Monitoring Splunk

skipped indexing of internal audit...

twinspop
Influencer

I keep getting this message bulletin:

"Skipped indexing of internal audit event will keep dropping events until indexer congestion is remedied. Check disk space and other issues that may cause indexer to block."

This is showing up on my search head, a VM. Its search peers are highly underutilized 16 core beasties with gobs of free SAN disk space and 64 GB of RAM. The search head is configured to forward all events to the cluster and not index anything locally. The search head is also the license master for the cluster.

So is the search head generating this msg? One of the search peers? I've checked splunkd.log but really don't see anything that jumps out at me.

v4.2 linux x86_64 on all systems involved.

Tags (1)
1 Solution

Genti
Splunk Employee
Splunk Employee

this is an issue in 4.2 SPL-37407 which is fixed in the first maintenance release of 4.2.1
are you by any chance forwarding data from the search head to an indexer? is the tcpout queue full and blocked by any chance?

Cheers,
.gz

View solution in original post

tprzelom
Path Finder

If you have an indexer with an outputs.conf file sending to itself it will generate this error and the metrics.log file will show all the queues are full.

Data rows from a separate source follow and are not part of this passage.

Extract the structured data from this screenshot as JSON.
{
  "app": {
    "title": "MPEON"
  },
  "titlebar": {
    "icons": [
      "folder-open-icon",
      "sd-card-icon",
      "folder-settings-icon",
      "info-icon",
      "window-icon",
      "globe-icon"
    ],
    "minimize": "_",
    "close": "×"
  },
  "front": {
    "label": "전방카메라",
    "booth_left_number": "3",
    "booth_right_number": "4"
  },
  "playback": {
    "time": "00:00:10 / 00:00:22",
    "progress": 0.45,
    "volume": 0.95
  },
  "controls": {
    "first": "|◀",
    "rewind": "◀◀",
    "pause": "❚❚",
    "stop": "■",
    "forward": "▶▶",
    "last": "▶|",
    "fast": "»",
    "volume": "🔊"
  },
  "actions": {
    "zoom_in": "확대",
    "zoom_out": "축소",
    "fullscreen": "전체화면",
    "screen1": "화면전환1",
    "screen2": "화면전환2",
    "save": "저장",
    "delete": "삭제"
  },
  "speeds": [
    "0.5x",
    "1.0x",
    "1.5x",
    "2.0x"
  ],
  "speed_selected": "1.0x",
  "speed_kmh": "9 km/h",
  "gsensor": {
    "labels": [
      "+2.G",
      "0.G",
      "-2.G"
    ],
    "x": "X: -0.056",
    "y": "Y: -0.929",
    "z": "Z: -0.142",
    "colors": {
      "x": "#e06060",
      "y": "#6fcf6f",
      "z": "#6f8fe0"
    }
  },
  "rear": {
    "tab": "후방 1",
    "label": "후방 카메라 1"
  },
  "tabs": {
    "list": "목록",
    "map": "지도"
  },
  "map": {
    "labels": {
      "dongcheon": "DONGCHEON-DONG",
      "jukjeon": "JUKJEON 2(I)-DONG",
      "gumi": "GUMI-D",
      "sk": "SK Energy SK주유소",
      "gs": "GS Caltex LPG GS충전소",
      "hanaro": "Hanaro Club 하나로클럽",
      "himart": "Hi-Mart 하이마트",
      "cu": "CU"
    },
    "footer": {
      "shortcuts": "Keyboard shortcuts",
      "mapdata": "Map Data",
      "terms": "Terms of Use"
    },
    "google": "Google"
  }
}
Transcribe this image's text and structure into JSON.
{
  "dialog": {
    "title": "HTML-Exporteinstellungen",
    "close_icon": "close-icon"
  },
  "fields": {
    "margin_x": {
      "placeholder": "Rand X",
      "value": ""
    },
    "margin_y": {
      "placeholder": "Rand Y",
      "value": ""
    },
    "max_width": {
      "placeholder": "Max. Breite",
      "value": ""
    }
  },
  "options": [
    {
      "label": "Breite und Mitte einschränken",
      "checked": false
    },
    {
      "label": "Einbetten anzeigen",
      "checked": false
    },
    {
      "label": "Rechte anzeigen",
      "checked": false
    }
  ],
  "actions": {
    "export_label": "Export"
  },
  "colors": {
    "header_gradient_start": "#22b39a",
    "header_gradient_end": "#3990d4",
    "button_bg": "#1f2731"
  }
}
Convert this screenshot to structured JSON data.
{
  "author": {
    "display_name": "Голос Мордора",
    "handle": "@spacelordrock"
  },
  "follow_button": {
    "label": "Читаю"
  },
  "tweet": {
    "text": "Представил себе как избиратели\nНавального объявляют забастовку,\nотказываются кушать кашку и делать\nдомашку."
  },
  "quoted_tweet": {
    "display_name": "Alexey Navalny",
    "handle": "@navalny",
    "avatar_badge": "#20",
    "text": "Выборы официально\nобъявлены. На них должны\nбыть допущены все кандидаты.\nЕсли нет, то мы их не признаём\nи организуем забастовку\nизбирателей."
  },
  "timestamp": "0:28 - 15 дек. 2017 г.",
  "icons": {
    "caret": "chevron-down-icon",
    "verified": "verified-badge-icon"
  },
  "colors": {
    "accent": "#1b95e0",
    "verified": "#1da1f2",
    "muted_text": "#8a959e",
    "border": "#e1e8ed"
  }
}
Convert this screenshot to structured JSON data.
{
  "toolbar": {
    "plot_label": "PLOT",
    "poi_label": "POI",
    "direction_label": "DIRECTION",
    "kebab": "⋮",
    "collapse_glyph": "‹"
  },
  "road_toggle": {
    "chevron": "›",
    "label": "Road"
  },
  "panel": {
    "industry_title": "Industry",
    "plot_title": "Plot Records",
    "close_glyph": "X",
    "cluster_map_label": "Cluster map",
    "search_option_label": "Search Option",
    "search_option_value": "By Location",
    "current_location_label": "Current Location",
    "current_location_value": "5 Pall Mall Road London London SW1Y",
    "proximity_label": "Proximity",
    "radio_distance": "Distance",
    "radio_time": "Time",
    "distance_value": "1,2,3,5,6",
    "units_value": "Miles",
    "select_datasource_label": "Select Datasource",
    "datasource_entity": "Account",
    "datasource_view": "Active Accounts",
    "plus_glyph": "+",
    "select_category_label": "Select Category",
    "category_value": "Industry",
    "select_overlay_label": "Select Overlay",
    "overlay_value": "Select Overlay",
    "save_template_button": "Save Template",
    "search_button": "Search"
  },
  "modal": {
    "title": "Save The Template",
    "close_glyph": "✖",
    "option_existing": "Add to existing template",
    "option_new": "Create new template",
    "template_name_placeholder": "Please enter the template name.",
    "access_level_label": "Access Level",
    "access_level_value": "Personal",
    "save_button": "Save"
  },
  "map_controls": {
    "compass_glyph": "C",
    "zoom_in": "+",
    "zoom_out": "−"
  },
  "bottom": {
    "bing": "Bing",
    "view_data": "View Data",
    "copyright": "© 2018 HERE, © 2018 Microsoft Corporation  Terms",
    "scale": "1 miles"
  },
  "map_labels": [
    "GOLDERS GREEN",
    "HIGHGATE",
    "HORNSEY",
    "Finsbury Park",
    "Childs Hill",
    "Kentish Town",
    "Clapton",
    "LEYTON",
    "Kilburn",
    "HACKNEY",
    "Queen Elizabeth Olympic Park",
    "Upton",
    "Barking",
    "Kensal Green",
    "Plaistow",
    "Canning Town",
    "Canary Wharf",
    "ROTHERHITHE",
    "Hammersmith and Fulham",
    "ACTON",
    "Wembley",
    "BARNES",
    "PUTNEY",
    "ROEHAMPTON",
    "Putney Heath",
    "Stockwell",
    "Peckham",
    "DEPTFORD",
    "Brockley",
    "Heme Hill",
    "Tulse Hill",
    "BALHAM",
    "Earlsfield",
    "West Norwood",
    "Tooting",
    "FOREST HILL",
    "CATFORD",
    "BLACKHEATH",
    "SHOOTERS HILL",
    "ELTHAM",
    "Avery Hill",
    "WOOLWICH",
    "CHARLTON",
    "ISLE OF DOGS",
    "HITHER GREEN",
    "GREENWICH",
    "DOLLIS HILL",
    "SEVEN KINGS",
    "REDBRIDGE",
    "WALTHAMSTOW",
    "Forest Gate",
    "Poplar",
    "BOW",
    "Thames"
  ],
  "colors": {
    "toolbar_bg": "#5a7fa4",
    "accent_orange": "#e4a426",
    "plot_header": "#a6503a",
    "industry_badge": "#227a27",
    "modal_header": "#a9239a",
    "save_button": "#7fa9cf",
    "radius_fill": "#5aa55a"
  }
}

Check your serverclass.conf if you're using the deployment server, you may need to create a blacklist entry to prevent the indexer from receiving the outputs file.

chicodeme
Communicator

What did this end up being?

0 Karma

Genti
Splunk Employee
Splunk Employee

this is an issue in 4.2 SPL-37407 which is fixed in the first maintenance release of 4.2.1
are you by any chance forwarding data from the search head to an indexer? is the tcpout queue full and blocked by any chance?

Cheers,
.gz

hcpr
Path Finder

I'm also wondering about this, We have the same problem here.

0 Karma

mznikkip
Engager

if the queues are blocked, how can this be remediated? I am forwarding data from one indexer to another (different environments) so I'm sure this is the problem.

0 Karma

Genti
Splunk Employee
Splunk Employee

try looking into your metrics.log for blocked=true - that should tell you if the queues were blocked.

0 Karma

twinspop
Influencer

Thanks! Yes, the search head was forwarding to the indexers. I've since stopped it since I was losing > 90% of my logs. I don't know how to find out if the TCP queue was full, although I don't see any reason why it should have been.